Dossier : Arts, lettres et sciencesMagazine N°775 Mai 2022
Par Christian JEANBRAU (63)

Notre cama­rade Chris­t­ian Jean­brau (63) nous pro­pose une nou­velle rubrique men­su­elle, autour du ciné­ma, qui rejoint nos deux rubriques con­sacrées à la musique (avec ou sans image). C’est un galop d’essai : ami lecteur, dis-nous tes sat­is­fac­tions et tes cri­tiques en com­men­taire ! c’est un des plaisirs du ciné­ma que de sus­citer des dis­cus­sions passionnées…

Je n’ai jamais eu de cha­grin qu’une séance de ciné­ma n’ait dis­sipé (Mon­tesquieu, Pen­sées divers­es)
Repen­tir : au vrai, Mon­tesquieu a écrit « une heure de lecture… »

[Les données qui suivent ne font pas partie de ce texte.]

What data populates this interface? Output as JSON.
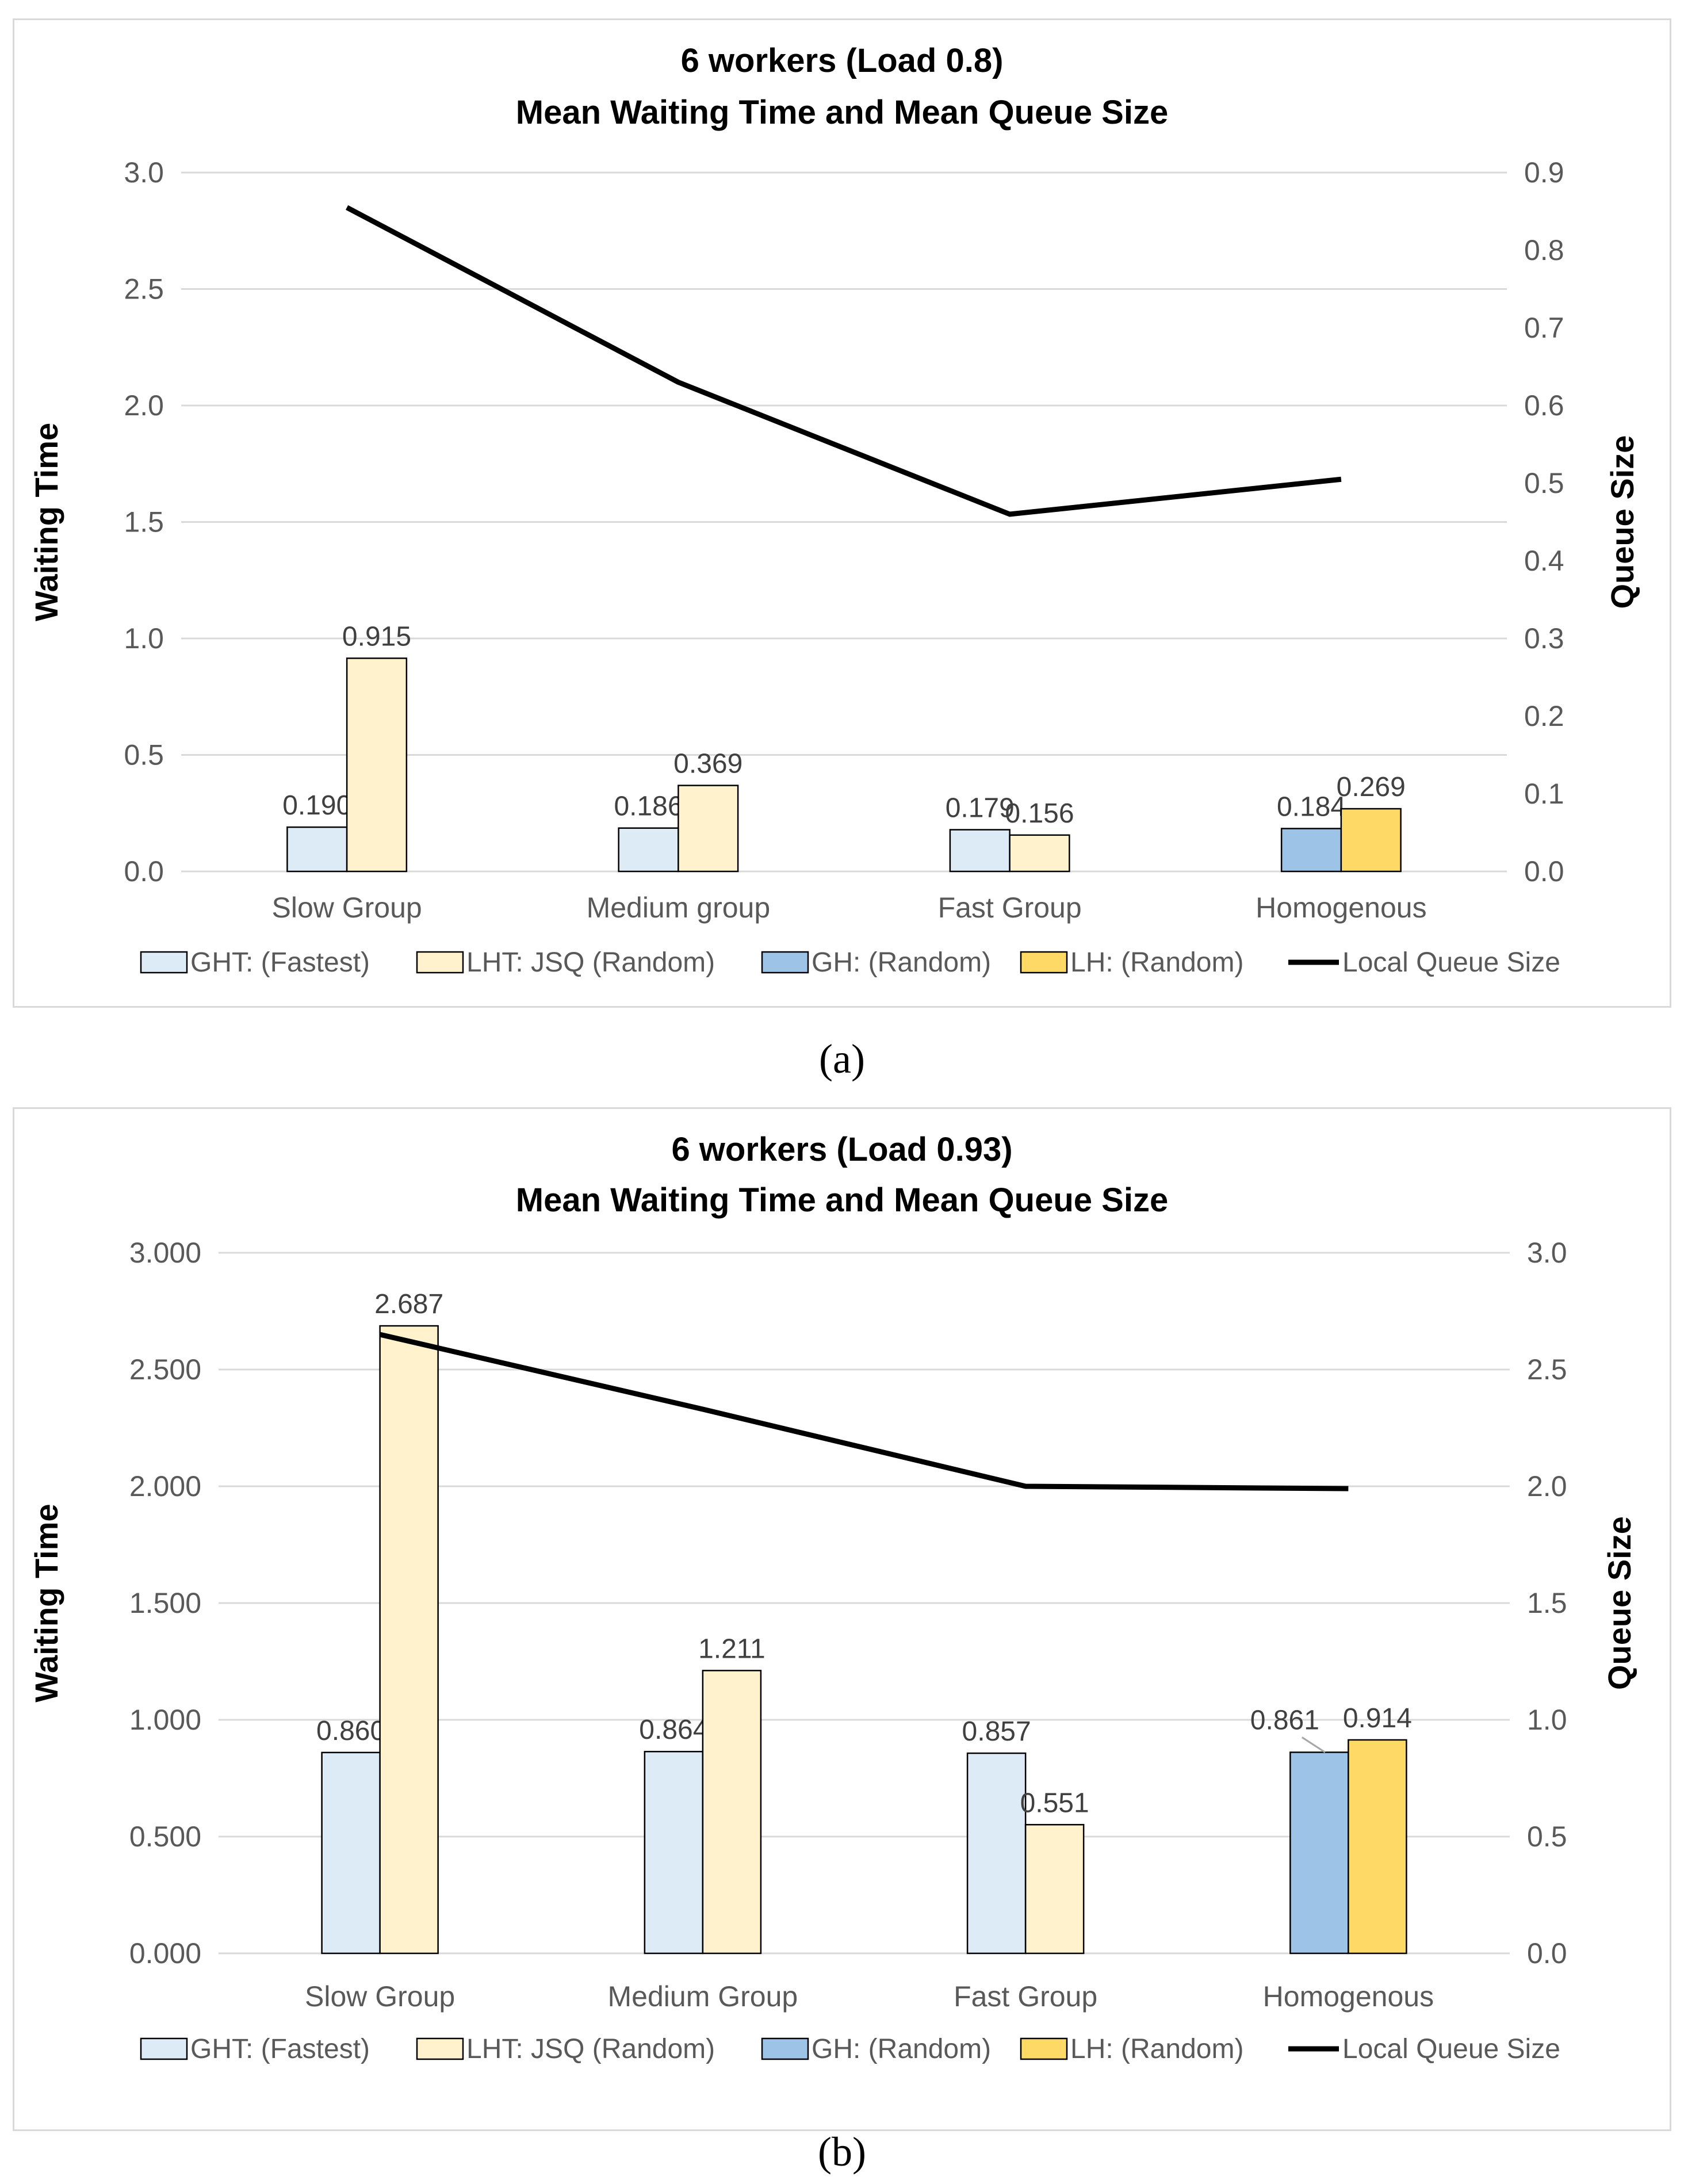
{
  "colors": {
    "ght": "#ddebf7",
    "lht": "#fff2cc",
    "gh": "#9dc3e6",
    "lh": "#ffd966",
    "line": "#000000",
    "bar_border": "#000000",
    "grid": "#d9d9d9",
    "axis_text": "#595959"
  },
  "chart_data": [
    {
      "type": "bar",
      "panel_label": "(a)",
      "title": "6 workers (Load 0.8)",
      "subtitle": "Mean Waiting Time and Mean Queue Size",
      "ylabel": "Waiting Time",
      "y2label": "Queue Size",
      "ylim": [
        0,
        3.0
      ],
      "y2lim": [
        0,
        0.9
      ],
      "yticks": [
        "0.0",
        "0.5",
        "1.0",
        "1.5",
        "2.0",
        "2.5",
        "3.0"
      ],
      "y2ticks": [
        "0.0",
        "0.1",
        "0.2",
        "0.3",
        "0.4",
        "0.5",
        "0.6",
        "0.7",
        "0.8",
        "0.9"
      ],
      "categories": [
        "Slow Group",
        "Medium group",
        "Fast Group",
        "Homogenous"
      ],
      "series": [
        {
          "name": "GHT: (Fastest)",
          "color_key": "ght",
          "values": [
            0.19,
            0.186,
            0.179,
            null
          ],
          "labels": [
            "0.190",
            "0.186",
            "0.179",
            null
          ]
        },
        {
          "name": "LHT: JSQ (Random)",
          "color_key": "lht",
          "values": [
            0.915,
            0.369,
            0.156,
            null
          ],
          "labels": [
            "0.915",
            "0.369",
            "0.156",
            null
          ]
        },
        {
          "name": "GH: (Random)",
          "color_key": "gh",
          "values": [
            null,
            null,
            null,
            0.184
          ],
          "labels": [
            null,
            null,
            null,
            "0.184"
          ]
        },
        {
          "name": "LH: (Random)",
          "color_key": "lh",
          "values": [
            null,
            null,
            null,
            0.269
          ],
          "labels": [
            null,
            null,
            null,
            "0.269"
          ]
        }
      ],
      "line_series": {
        "name": "Local Queue Size",
        "axis": "secondary",
        "values": [
          0.855,
          0.63,
          0.46,
          0.505
        ]
      },
      "legend": [
        "GHT: (Fastest)",
        "LHT: JSQ (Random)",
        "GH: (Random)",
        "LH: (Random)",
        "Local Queue Size"
      ],
      "grid": true,
      "legend_position": "bottom"
    },
    {
      "type": "bar",
      "panel_label": "(b)",
      "title": "6 workers (Load 0.93)",
      "subtitle": "Mean Waiting Time and Mean Queue Size",
      "ylabel": "Waiting Time",
      "y2label": "Queue Size",
      "ylim": [
        0,
        3.0
      ],
      "y2lim": [
        0,
        3.0
      ],
      "yticks": [
        "0.000",
        "0.500",
        "1.000",
        "1.500",
        "2.000",
        "2.500",
        "3.000"
      ],
      "y2ticks": [
        "0.0",
        "0.5",
        "1.0",
        "1.5",
        "2.0",
        "2.5",
        "3.0"
      ],
      "categories": [
        "Slow Group",
        "Medium Group",
        "Fast Group",
        "Homogenous"
      ],
      "series": [
        {
          "name": "GHT: (Fastest)",
          "color_key": "ght",
          "values": [
            0.86,
            0.864,
            0.857,
            null
          ],
          "labels": [
            "0.860",
            "0.864",
            "0.857",
            null
          ]
        },
        {
          "name": "LHT: JSQ (Random)",
          "color_key": "lht",
          "values": [
            2.687,
            1.211,
            0.551,
            null
          ],
          "labels": [
            "2.687",
            "1.211",
            "0.551",
            null
          ]
        },
        {
          "name": "GH: (Random)",
          "color_key": "gh",
          "values": [
            null,
            null,
            null,
            0.861
          ],
          "labels": [
            null,
            null,
            null,
            "0.861"
          ]
        },
        {
          "name": "LH: (Random)",
          "color_key": "lh",
          "values": [
            null,
            null,
            null,
            0.914
          ],
          "labels": [
            null,
            null,
            null,
            "0.914"
          ]
        }
      ],
      "line_series": {
        "name": "Local Queue Size",
        "axis": "secondary",
        "values": [
          2.65,
          2.33,
          2.0,
          1.99
        ]
      },
      "legend": [
        "GHT: (Fastest)",
        "LHT: JSQ (Random)",
        "GH: (Random)",
        "LH: (Random)",
        "Local Queue Size"
      ],
      "grid": true,
      "legend_position": "bottom"
    }
  ]
}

A plein tempsÀ PLEIN TEMPS 

Réal­isa­teur : Éric Grav­el — 1 h 25

Lau­re Calamy est décidé­ment épatante ! Le film roule à 200 à l’heure, c’est un tour­bil­lon inin­ter­rompu que l’ac­trice maîtrise avec une effi­cac­ité éton­nante, jamais écrasée par l’ac­cu­mu­la­tion sidérante des « emmerdes », entre son pavil­lon de ban­lieue et Paris que des grèves non pré­cisées mais qui clo­nent celles de 1995 met­tent au bout d’un chemin de croix. Elle tient bon, gère ses deux goss­es, mère seule, et son dynamisme fait mer­veille et notre empathique admi­ra­tion. Son statut pro­vi­soire de pre­mière femme de ser­vice dans un palace parisien est l’oc­ca­sion d’un volet doc­u­men­taire du film qui l’en­ri­chit de manière instruc­tive et réjouis­sante. Riche et dense. Men­tion bien !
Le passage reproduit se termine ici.